The last thread didn't fare too badly, I think; let's make it a monthly tradition. (Me, I'm more interested in thinking about real-world policies or philosophies, actual and possible, rather than AI design or physics, and I suspect that many fine, non-mind-killed folks reading LW also are - but might be ashamed to admit it!)
Quoth OrphanWilde:
- Top-level comments should introduce arguments; responses should be responses to those arguments.
- Upvote and downvote based on whether or not you find an argument convincing in the context in which it was raised. This means if it's a good argument against the argument it is responding to, not whether or not there's a good/obvious counterargument to it; if you have a good counterargument, raise it. If it's a convincing argument, and the counterargument is also convincing, upvote both. If both arguments are unconvincing, downvote both.
- A single argument per comment would be ideal; as MixedNuts points out here, it's otherwise hard to distinguish between one good and one bad argument, which makes the upvoting/downvoting difficult to evaluate.
- In general try to avoid color politics; try to discuss political issues, rather than political parties, wherever possible.
Let's try to stick to those rules - and maybe make some more if sorely needed.
Oh, and I think that the "Personal is Political" stuff like gender relations, etc also belongs here.

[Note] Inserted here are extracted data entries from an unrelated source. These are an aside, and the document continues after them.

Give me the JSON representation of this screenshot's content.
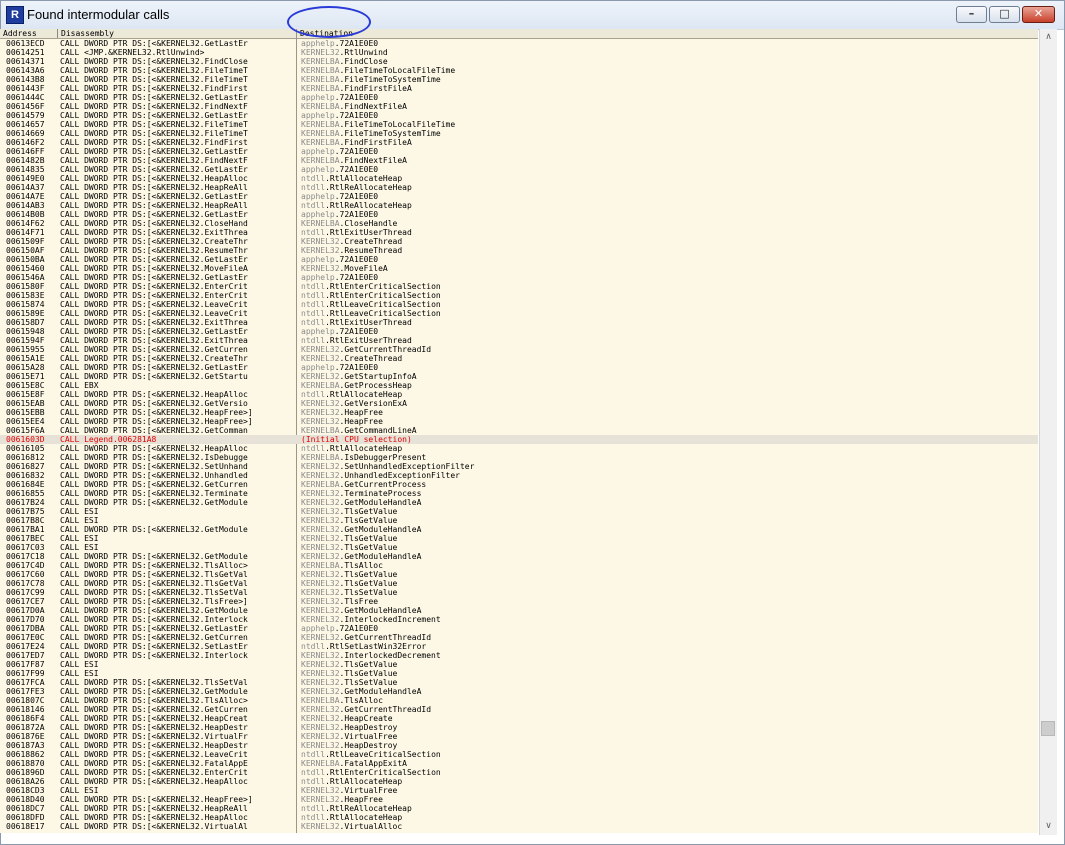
{
  "window": {
    "title": "Found intermodular calls",
    "icon_letter": "R",
    "minimize_glyph": "–",
    "maximize_glyph": "□",
    "close_glyph": "✕"
  },
  "columns": {
    "address": "Address",
    "disassembly": "Disassembly",
    "destination": "Destination"
  },
  "scrollbar": {
    "up_glyph": "∧",
    "down_glyph": "∨"
  },
  "colors": {
    "selected_text": "#e00000",
    "background": "#fdf8e6",
    "annotation": "#2a3bd8"
  },
  "rows": [
    {
      "addr": "00613ECD",
      "dis": "CALL DWORD PTR DS:[<&KERNEL32.GetLastEr",
      "mod": "apphelp",
      "fn": "72A1E0E0"
    },
    {
      "addr": "00614251",
      "dis": "CALL <JMP.&KERNEL32.RtlUnwind>",
      "mod": "KERNEL32",
      "fn": "RtlUnwind"
    },
    {
      "addr": "00614371",
      "dis": "CALL DWORD PTR DS:[<&KERNEL32.FindClose",
      "mod": "KERNELBA",
      "fn": "FindClose"
    },
    {
      "addr": "006143A6",
      "dis": "CALL DWORD PTR DS:[<&KERNEL32.FileTimeT",
      "mod": "KERNELBA",
      "fn": "FileTimeToLocalFileTime"
    },
    {
      "addr": "006143B8",
      "dis": "CALL DWORD PTR DS:[<&KERNEL32.FileTimeT",
      "mod": "KERNELBA",
      "fn": "FileTimeToSystemTime"
    },
    {
      "addr": "0061443F",
      "dis": "CALL DWORD PTR DS:[<&KERNEL32.FindFirst",
      "mod": "KERNELBA",
      "fn": "FindFirstFileA"
    },
    {
      "addr": "0061444C",
      "dis": "CALL DWORD PTR DS:[<&KERNEL32.GetLastEr",
      "mod": "apphelp",
      "fn": "72A1E0E0"
    },
    {
      "addr": "0061456F",
      "dis": "CALL DWORD PTR DS:[<&KERNEL32.FindNextF",
      "mod": "KERNELBA",
      "fn": "FindNextFileA"
    },
    {
      "addr": "00614579",
      "dis": "CALL DWORD PTR DS:[<&KERNEL32.GetLastEr",
      "mod": "apphelp",
      "fn": "72A1E0E0"
    },
    {
      "addr": "00614657",
      "dis": "CALL DWORD PTR DS:[<&KERNEL32.FileTimeT",
      "mod": "KERNELBA",
      "fn": "FileTimeToLocalFileTime"
    },
    {
      "addr": "00614669",
      "dis": "CALL DWORD PTR DS:[<&KERNEL32.FileTimeT",
      "mod": "KERNELBA",
      "fn": "FileTimeToSystemTime"
    },
    {
      "addr": "006146F2",
      "dis": "CALL DWORD PTR DS:[<&KERNEL32.FindFirst",
      "mod": "KERNELBA",
      "fn": "FindFirstFileA"
    },
    {
      "addr": "006146FF",
      "dis": "CALL DWORD PTR DS:[<&KERNEL32.GetLastEr",
      "mod": "apphelp",
      "fn": "72A1E0E0"
    },
    {
      "addr": "0061482B",
      "dis": "CALL DWORD PTR DS:[<&KERNEL32.FindNextF",
      "mod": "KERNELBA",
      "fn": "FindNextFileA"
    },
    {
      "addr": "00614835",
      "dis": "CALL DWORD PTR DS:[<&KERNEL32.GetLastEr",
      "mod": "apphelp",
      "fn": "72A1E0E0"
    },
    {
      "addr": "006149E0",
      "dis": "CALL DWORD PTR DS:[<&KERNEL32.HeapAlloc",
      "mod": "ntdll",
      "fn": "RtlAllocateHeap"
    },
    {
      "addr": "00614A37",
      "dis": "CALL DWORD PTR DS:[<&KERNEL32.HeapReAll",
      "mod": "ntdll",
      "fn": "RtlReAllocateHeap"
    },
    {
      "addr": "00614A7E",
      "dis": "CALL DWORD PTR DS:[<&KERNEL32.GetLastEr",
      "mod": "apphelp",
      "fn": "72A1E0E0"
    },
    {
      "addr": "00614AB3",
      "dis": "CALL DWORD PTR DS:[<&KERNEL32.HeapReAll",
      "mod": "ntdll",
      "fn": "RtlReAllocateHeap"
    },
    {
      "addr": "00614B0B",
      "dis": "CALL DWORD PTR DS:[<&KERNEL32.GetLastEr",
      "mod": "apphelp",
      "fn": "72A1E0E0"
    },
    {
      "addr": "00614F62",
      "dis": "CALL DWORD PTR DS:[<&KERNEL32.CloseHand",
      "mod": "KERNELBA",
      "fn": "CloseHandle"
    },
    {
      "addr": "00614F71",
      "dis": "CALL DWORD PTR DS:[<&KERNEL32.ExitThrea",
      "mod": "ntdll",
      "fn": "RtlExitUserThread"
    },
    {
      "addr": "0061509F",
      "dis": "CALL DWORD PTR DS:[<&KERNEL32.CreateThr",
      "mod": "KERNEL32",
      "fn": "CreateThread"
    },
    {
      "addr": "006150AF",
      "dis": "CALL DWORD PTR DS:[<&KERNEL32.ResumeThr",
      "mod": "KERNEL32",
      "fn": "ResumeThread"
    },
    {
      "addr": "006150BA",
      "dis": "CALL DWORD PTR DS:[<&KERNEL32.GetLastEr",
      "mod": "apphelp",
      "fn": "72A1E0E0"
    },
    {
      "addr": "00615460",
      "dis": "CALL DWORD PTR DS:[<&KERNEL32.MoveFileA",
      "mod": "KERNEL32",
      "fn": "MoveFileA"
    },
    {
      "addr": "0061546A",
      "dis": "CALL DWORD PTR DS:[<&KERNEL32.GetLastEr",
      "mod": "apphelp",
      "fn": "72A1E0E0"
    },
    {
      "addr": "0061580F",
      "dis": "CALL DWORD PTR DS:[<&KERNEL32.EnterCrit",
      "mod": "ntdll",
      "fn": "RtlEnterCriticalSection"
    },
    {
      "addr": "0061583E",
      "dis": "CALL DWORD PTR DS:[<&KERNEL32.EnterCrit",
      "mod": "ntdll",
      "fn": "RtlEnterCriticalSection"
    },
    {
      "addr": "00615874",
      "dis": "CALL DWORD PTR DS:[<&KERNEL32.LeaveCrit",
      "mod": "ntdll",
      "fn": "RtlLeaveCriticalSection"
    },
    {
      "addr": "0061589E",
      "dis": "CALL DWORD PTR DS:[<&KERNEL32.LeaveCrit",
      "mod": "ntdll",
      "fn": "RtlLeaveCriticalSection"
    },
    {
      "addr": "006158D7",
      "dis": "CALL DWORD PTR DS:[<&KERNEL32.ExitThrea",
      "mod": "ntdll",
      "fn": "RtlExitUserThread"
    },
    {
      "addr": "00615948",
      "dis": "CALL DWORD PTR DS:[<&KERNEL32.GetLastEr",
      "mod": "apphelp",
      "fn": "72A1E0E0"
    },
    {
      "addr": "0061594F",
      "dis": "CALL DWORD PTR DS:[<&KERNEL32.ExitThrea",
      "mod": "ntdll",
      "fn": "RtlExitUserThread"
    },
    {
      "addr": "00615955",
      "dis": "CALL DWORD PTR DS:[<&KERNEL32.GetCurren",
      "mod": "KERNEL32",
      "fn": "GetCurrentThreadId"
    },
    {
      "addr": "00615A1E",
      "dis": "CALL DWORD PTR DS:[<&KERNEL32.CreateThr",
      "mod": "KERNEL32",
      "fn": "CreateThread"
    },
    {
      "addr": "00615A28",
      "dis": "CALL DWORD PTR DS:[<&KERNEL32.GetLastEr",
      "mod": "apphelp",
      "fn": "72A1E0E0"
    },
    {
      "addr": "00615E71",
      "dis": "CALL DWORD PTR DS:[<&KERNEL32.GetStartu",
      "mod": "KERNEL32",
      "fn": "GetStartupInfoA"
    },
    {
      "addr": "00615E8C",
      "dis": "CALL EBX",
      "mod": "KERNELBA",
      "fn": "GetProcessHeap"
    },
    {
      "addr": "00615E8F",
      "dis": "CALL DWORD PTR DS:[<&KERNEL32.HeapAlloc",
      "mod": "ntdll",
      "fn": "RtlAllocateHeap"
    },
    {
      "addr": "00615EAB",
      "dis": "CALL DWORD PTR DS:[<&KERNEL32.GetVersio",
      "mod": "KERNEL32",
      "fn": "GetVersionExA"
    },
    {
      "addr": "00615EBB",
      "dis": "CALL DWORD PTR DS:[<&KERNEL32.HeapFree>]",
      "mod": "KERNEL32",
      "fn": "HeapFree"
    },
    {
      "addr": "00615EE4",
      "dis": "CALL DWORD PTR DS:[<&KERNEL32.HeapFree>]",
      "mod": "KERNEL32",
      "fn": "HeapFree"
    },
    {
      "addr": "00615F6A",
      "dis": "CALL DWORD PTR DS:[<&KERNEL32.GetComman",
      "mod": "KERNELBA",
      "fn": "GetCommandLineA"
    },
    {
      "addr": "0061603D",
      "dis": "CALL Legend.006281A8",
      "mod": "",
      "fn": "(Initial CPU selection)",
      "selected": true
    },
    {
      "addr": "00616105",
      "dis": "CALL DWORD PTR DS:[<&KERNEL32.HeapAlloc",
      "mod": "ntdll",
      "fn": "RtlAllocateHeap"
    },
    {
      "addr": "00616812",
      "dis": "CALL DWORD PTR DS:[<&KERNEL32.IsDebugge",
      "mod": "KERNELBA",
      "fn": "IsDebuggerPresent"
    },
    {
      "addr": "00616827",
      "dis": "CALL DWORD PTR DS:[<&KERNEL32.SetUnhand",
      "mod": "KERNEL32",
      "fn": "SetUnhandledExceptionFilter"
    },
    {
      "addr": "00616832",
      "dis": "CALL DWORD PTR DS:[<&KERNEL32.Unhandled",
      "mod": "KERNEL32",
      "fn": "UnhandledExceptionFilter"
    },
    {
      "addr": "0061684E",
      "dis": "CALL DWORD PTR DS:[<&KERNEL32.GetCurren",
      "mod": "KERNELBA",
      "fn": "GetCurrentProcess"
    },
    {
      "addr": "00616855",
      "dis": "CALL DWORD PTR DS:[<&KERNEL32.Terminate",
      "mod": "KERNEL32",
      "fn": "TerminateProcess"
    },
    {
      "addr": "00617B24",
      "dis": "CALL DWORD PTR DS:[<&KERNEL32.GetModule",
      "mod": "KERNEL32",
      "fn": "GetModuleHandleA"
    },
    {
      "addr": "00617B75",
      "dis": "CALL ESI",
      "mod": "KERNEL32",
      "fn": "TlsGetValue"
    },
    {
      "addr": "00617B8C",
      "dis": "CALL ESI",
      "mod": "KERNEL32",
      "fn": "TlsGetValue"
    },
    {
      "addr": "00617BA1",
      "dis": "CALL DWORD PTR DS:[<&KERNEL32.GetModule",
      "mod": "KERNEL32",
      "fn": "GetModuleHandleA"
    },
    {
      "addr": "00617BEC",
      "dis": "CALL ESI",
      "mod": "KERNEL32",
      "fn": "TlsGetValue"
    },
    {
      "addr": "00617C03",
      "dis": "CALL ESI",
      "mod": "KERNEL32",
      "fn": "TlsGetValue"
    },
    {
      "addr": "00617C18",
      "dis": "CALL DWORD PTR DS:[<&KERNEL32.GetModule",
      "mod": "KERNEL32",
      "fn": "GetModuleHandleA"
    },
    {
      "addr": "00617C4D",
      "dis": "CALL DWORD PTR DS:[<&KERNEL32.TlsAlloc>",
      "mod": "KERNELBA",
      "fn": "TlsAlloc"
    },
    {
      "addr": "00617C60",
      "dis": "CALL DWORD PTR DS:[<&KERNEL32.TlsGetVal",
      "mod": "KERNEL32",
      "fn": "TlsGetValue"
    },
    {
      "addr": "00617C78",
      "dis": "CALL DWORD PTR DS:[<&KERNEL32.TlsGetVal",
      "mod": "KERNEL32",
      "fn": "TlsGetValue"
    },
    {
      "addr": "00617C99",
      "dis": "CALL DWORD PTR DS:[<&KERNEL32.TlsSetVal",
      "mod": "KERNEL32",
      "fn": "TlsSetValue"
    },
    {
      "addr": "00617CE7",
      "dis": "CALL DWORD PTR DS:[<&KERNEL32.TlsFree>]",
      "mod": "KERNEL32",
      "fn": "TlsFree"
    },
    {
      "addr": "00617D0A",
      "dis": "CALL DWORD PTR DS:[<&KERNEL32.GetModule",
      "mod": "KERNEL32",
      "fn": "GetModuleHandleA"
    },
    {
      "addr": "00617D70",
      "dis": "CALL DWORD PTR DS:[<&KERNEL32.Interlock",
      "mod": "KERNEL32",
      "fn": "InterlockedIncrement"
    },
    {
      "addr": "00617DBA",
      "dis": "CALL DWORD PTR DS:[<&KERNEL32.GetLastEr",
      "mod": "apphelp",
      "fn": "72A1E0E0"
    },
    {
      "addr": "00617E0C",
      "dis": "CALL DWORD PTR DS:[<&KERNEL32.GetCurren",
      "mod": "KERNEL32",
      "fn": "GetCurrentThreadId"
    },
    {
      "addr": "00617E24",
      "dis": "CALL DWORD PTR DS:[<&KERNEL32.SetLastEr",
      "mod": "ntdll",
      "fn": "RtlSetLastWin32Error"
    },
    {
      "addr": "00617ED7",
      "dis": "CALL DWORD PTR DS:[<&KERNEL32.Interlock",
      "mod": "KERNEL32",
      "fn": "InterlockedDecrement"
    },
    {
      "addr": "00617F87",
      "dis": "CALL ESI",
      "mod": "KERNEL32",
      "fn": "TlsGetValue"
    },
    {
      "addr": "00617F99",
      "dis": "CALL ESI",
      "mod": "KERNEL32",
      "fn": "TlsGetValue"
    },
    {
      "addr": "00617FCA",
      "dis": "CALL DWORD PTR DS:[<&KERNEL32.TlsSetVal",
      "mod": "KERNEL32",
      "fn": "TlsSetValue"
    },
    {
      "addr": "00617FE3",
      "dis": "CALL DWORD PTR DS:[<&KERNEL32.GetModule",
      "mod": "KERNEL32",
      "fn": "GetModuleHandleA"
    },
    {
      "addr": "0061807C",
      "dis": "CALL DWORD PTR DS:[<&KERNEL32.TlsAlloc>",
      "mod": "KERNELBA",
      "fn": "TlsAlloc"
    },
    {
      "addr": "00618146",
      "dis": "CALL DWORD PTR DS:[<&KERNEL32.GetCurren",
      "mod": "KERNEL32",
      "fn": "GetCurrentThreadId"
    },
    {
      "addr": "006186F4",
      "dis": "CALL DWORD PTR DS:[<&KERNEL32.HeapCreat",
      "mod": "KERNEL32",
      "fn": "HeapCreate"
    },
    {
      "addr": "0061872A",
      "dis": "CALL DWORD PTR DS:[<&KERNEL32.HeapDestr",
      "mod": "KERNEL32",
      "fn": "HeapDestroy"
    },
    {
      "addr": "0061876E",
      "dis": "CALL DWORD PTR DS:[<&KERNEL32.VirtualFr",
      "mod": "KERNEL32",
      "fn": "VirtualFree"
    },
    {
      "addr": "006187A3",
      "dis": "CALL DWORD PTR DS:[<&KERNEL32.HeapDestr",
      "mod": "KERNEL32",
      "fn": "HeapDestroy"
    },
    {
      "addr": "00618862",
      "dis": "CALL DWORD PTR DS:[<&KERNEL32.LeaveCrit",
      "mod": "ntdll",
      "fn": "RtlLeaveCriticalSection"
    },
    {
      "addr": "00618870",
      "dis": "CALL DWORD PTR DS:[<&KERNEL32.FatalAppE",
      "mod": "KERNELBA",
      "fn": "FatalAppExitA"
    },
    {
      "addr": "0061896D",
      "dis": "CALL DWORD PTR DS:[<&KERNEL32.EnterCrit",
      "mod": "ntdll",
      "fn": "RtlEnterCriticalSection"
    },
    {
      "addr": "00618A26",
      "dis": "CALL DWORD PTR DS:[<&KERNEL32.HeapAlloc",
      "mod": "ntdll",
      "fn": "RtlAllocateHeap"
    },
    {
      "addr": "00618CD3",
      "dis": "CALL ESI",
      "mod": "KERNEL32",
      "fn": "VirtualFree"
    },
    {
      "addr": "00618D40",
      "dis": "CALL DWORD PTR DS:[<&KERNEL32.HeapFree>]",
      "mod": "KERNEL32",
      "fn": "HeapFree"
    },
    {
      "addr": "00618DC7",
      "dis": "CALL DWORD PTR DS:[<&KERNEL32.HeapReAll",
      "mod": "ntdll",
      "fn": "RtlReAllocateHeap"
    },
    {
      "addr": "00618DFD",
      "dis": "CALL DWORD PTR DS:[<&KERNEL32.HeapAlloc",
      "mod": "ntdll",
      "fn": "RtlAllocateHeap"
    },
    {
      "addr": "00618E17",
      "dis": "CALL DWORD PTR DS:[<&KERNEL32.VirtualAl",
      "mod": "KERNEL32",
      "fn": "VirtualAlloc"
    }
  ]
}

I am making an empirical claim.
I am pretty sure it is correct.
Though I also plain prefer to live in a society where I have to deal with politics as little as possible. Naturally this unfortunately isn't a politically neutral stance. "Right wing freedom" is often freedom from politics, while "left wing freedom" is often freedom to politics.
I believe that most benign change is not brought about by politics while much of the harmful one is. The human mind is systematically broken at thinking about politics, at least politics beyond the size of the stone age tribe, but it can solve such problems when they are framed in other ways.
Does "politics" in this sentence apply to things like negotiating your position among a hundred people in a corporation? Or are you restricting it to things like democratic elections, legislation, government taxes, and suchlike?